Volume 3 begins with entertainment and ends with the most abject poverty. First, the entertainment. Entertainers include Punch show operators, conjurors, salamanders (fire eaters), clowns, Irish pipers, English and German street bands, bagpipe players, Scotch pipers, photographers. Mayhew tells you how the people live, how much or little they earn and how they feel about it. A clown speaks:
I must own that the street clowns like a little drop of spirits, and occasionally a good deal. They are in a measure obligated to it. I can’t fancy a clown being funny on small beer; and I never in all my life knew one who was a teetotaller. I think such a person would be a curious character, indeed.

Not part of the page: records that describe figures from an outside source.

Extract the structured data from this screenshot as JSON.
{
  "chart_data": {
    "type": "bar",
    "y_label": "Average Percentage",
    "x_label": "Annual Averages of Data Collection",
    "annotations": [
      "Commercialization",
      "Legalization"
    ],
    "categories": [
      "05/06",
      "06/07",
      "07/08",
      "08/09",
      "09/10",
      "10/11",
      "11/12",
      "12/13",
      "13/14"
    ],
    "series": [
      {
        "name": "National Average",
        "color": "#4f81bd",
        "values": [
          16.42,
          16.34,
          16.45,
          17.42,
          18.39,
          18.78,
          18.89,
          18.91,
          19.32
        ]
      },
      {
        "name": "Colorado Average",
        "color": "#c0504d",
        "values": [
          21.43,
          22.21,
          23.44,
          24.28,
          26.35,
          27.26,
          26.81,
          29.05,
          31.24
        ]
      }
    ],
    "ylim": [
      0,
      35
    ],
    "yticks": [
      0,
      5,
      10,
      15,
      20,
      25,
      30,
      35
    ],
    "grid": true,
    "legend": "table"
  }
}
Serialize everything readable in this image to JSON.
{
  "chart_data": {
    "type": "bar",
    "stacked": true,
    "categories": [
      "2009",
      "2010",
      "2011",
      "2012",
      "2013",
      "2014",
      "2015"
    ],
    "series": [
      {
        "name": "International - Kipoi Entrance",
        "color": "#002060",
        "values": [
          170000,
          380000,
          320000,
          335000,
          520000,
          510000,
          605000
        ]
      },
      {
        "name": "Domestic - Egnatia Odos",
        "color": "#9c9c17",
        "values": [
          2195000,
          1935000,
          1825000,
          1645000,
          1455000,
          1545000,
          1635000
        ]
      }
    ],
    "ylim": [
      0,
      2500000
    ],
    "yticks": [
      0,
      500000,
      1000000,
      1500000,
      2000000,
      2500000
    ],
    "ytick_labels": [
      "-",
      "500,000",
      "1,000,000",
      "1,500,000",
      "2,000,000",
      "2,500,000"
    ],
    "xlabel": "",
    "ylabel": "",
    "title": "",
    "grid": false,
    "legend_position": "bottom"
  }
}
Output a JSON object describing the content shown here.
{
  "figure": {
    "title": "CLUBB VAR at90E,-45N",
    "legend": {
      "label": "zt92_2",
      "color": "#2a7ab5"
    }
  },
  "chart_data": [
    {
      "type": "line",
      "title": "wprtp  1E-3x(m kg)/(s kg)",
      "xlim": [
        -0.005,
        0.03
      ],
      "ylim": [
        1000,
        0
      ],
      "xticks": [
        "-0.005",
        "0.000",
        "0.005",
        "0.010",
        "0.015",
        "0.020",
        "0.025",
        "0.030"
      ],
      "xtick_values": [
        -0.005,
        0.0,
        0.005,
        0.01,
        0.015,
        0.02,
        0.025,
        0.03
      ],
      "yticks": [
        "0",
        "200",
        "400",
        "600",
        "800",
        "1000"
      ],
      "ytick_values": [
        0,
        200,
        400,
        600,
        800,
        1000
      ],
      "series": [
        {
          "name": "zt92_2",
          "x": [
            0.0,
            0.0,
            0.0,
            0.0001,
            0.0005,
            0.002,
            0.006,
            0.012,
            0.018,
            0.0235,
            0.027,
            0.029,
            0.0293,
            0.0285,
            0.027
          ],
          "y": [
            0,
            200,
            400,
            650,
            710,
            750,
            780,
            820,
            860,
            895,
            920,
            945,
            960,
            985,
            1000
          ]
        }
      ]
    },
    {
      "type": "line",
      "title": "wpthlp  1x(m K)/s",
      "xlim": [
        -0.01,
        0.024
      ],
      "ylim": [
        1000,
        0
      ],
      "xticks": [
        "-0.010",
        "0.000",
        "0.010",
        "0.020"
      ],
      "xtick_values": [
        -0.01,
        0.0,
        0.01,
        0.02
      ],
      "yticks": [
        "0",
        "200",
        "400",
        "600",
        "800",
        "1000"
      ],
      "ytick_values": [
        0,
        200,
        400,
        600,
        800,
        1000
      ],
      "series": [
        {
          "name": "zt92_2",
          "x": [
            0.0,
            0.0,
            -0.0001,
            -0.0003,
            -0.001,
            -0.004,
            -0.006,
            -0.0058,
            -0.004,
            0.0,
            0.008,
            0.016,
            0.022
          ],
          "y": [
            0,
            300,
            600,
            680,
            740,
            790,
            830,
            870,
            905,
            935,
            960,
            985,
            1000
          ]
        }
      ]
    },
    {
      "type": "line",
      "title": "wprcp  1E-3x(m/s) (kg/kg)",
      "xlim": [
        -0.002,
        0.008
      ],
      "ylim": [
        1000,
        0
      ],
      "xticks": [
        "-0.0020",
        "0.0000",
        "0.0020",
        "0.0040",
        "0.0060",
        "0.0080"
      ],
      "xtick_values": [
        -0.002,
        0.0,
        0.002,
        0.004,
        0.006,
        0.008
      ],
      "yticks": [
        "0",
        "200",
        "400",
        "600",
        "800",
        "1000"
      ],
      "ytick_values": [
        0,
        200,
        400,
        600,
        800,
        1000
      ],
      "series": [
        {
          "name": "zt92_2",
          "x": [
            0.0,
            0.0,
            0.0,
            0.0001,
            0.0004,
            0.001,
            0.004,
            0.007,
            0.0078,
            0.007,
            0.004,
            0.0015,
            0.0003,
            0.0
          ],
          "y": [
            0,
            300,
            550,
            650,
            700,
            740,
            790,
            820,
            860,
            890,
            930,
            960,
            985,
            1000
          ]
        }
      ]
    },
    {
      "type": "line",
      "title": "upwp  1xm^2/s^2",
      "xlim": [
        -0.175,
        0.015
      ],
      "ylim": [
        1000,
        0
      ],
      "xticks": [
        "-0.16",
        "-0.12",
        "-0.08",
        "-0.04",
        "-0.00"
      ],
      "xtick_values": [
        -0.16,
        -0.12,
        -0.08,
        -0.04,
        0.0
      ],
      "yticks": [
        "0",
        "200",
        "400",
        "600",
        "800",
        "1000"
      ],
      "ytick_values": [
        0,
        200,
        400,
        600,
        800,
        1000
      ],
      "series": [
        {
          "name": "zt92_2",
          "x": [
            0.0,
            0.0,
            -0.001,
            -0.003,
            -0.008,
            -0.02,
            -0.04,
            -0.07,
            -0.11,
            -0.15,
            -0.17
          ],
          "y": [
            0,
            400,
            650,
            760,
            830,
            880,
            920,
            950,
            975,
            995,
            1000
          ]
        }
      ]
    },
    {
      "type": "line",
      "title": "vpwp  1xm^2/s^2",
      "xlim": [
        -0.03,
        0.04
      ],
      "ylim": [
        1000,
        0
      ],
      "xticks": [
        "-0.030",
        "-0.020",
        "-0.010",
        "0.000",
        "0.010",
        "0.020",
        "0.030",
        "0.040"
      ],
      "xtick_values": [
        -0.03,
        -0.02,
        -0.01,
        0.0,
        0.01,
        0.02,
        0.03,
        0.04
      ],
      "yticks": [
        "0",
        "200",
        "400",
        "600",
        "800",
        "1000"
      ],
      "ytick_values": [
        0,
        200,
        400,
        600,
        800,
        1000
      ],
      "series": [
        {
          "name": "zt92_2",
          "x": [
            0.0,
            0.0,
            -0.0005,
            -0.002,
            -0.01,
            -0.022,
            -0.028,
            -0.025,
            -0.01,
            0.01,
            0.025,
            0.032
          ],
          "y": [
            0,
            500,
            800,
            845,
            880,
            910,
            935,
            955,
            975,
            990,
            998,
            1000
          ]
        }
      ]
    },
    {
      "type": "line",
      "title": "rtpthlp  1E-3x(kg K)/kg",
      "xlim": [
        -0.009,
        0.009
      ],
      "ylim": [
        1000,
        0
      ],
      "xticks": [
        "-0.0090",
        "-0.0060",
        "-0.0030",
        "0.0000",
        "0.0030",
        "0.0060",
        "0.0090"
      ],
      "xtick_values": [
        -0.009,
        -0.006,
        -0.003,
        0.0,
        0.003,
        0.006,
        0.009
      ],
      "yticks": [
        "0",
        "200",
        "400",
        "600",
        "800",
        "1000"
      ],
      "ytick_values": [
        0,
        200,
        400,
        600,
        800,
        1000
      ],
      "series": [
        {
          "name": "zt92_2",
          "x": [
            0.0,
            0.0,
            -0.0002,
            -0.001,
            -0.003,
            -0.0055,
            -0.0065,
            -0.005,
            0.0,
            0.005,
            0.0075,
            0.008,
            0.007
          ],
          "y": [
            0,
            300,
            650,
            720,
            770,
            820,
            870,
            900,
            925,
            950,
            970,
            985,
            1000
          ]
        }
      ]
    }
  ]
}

After sections on makers and sellers of dolls’ eyes and drivers of omnibuses, he finishes with “Characteristics of the Various Classes of Vagrants.” By vagrants, he means those who roam the roads, unemployed and often engaged in petty crime. Some claim that those seeking work are the minority. “The remainder consisted of youths, prostitutes, Irish families, and a few professional beggars.” When desperate they seek relief in the workhouses and asylums for “Houseless Poor.” Deserving or not, the conditions of the poor are appalling.
His clothes which were fustian and corduroy, tied close to his body with pieces of string, were black and shiny with filth, which looked more like pitch than grease. He had no shirt, as was plain from the fact that, where his clothes were torn, his bare skin was seen. The ragged sleeves of his fustian jacket were tied like the other parts of his dress, close to his wrists with string. This was clearly to keep the bleak air from his body.
When a worker is laid off or unable to work because of illness and injury, he sells his clothing for food. Then he can no longer get work because of his miserable appearance. Also, the Irish have come in great numbers as a result of the potato famine.
We are all starving. We are all willing to work, but it ain’t to be had. This country is getting very bad for labour; it’s so overrun with Irish that the Englishman hasn’t a chance in his own land to live. Every since I was nine years old I’ve got my own living, but now I’m dead beat, though I’m over twenty-eight next August.
The title of Mayhew’s book is significant when you consider that to be part of London labor is to be always under threat of becoming one of the London poor. There is no safety net. Lose your footing in the struggle to survive and you can fall rapidly to the bottom.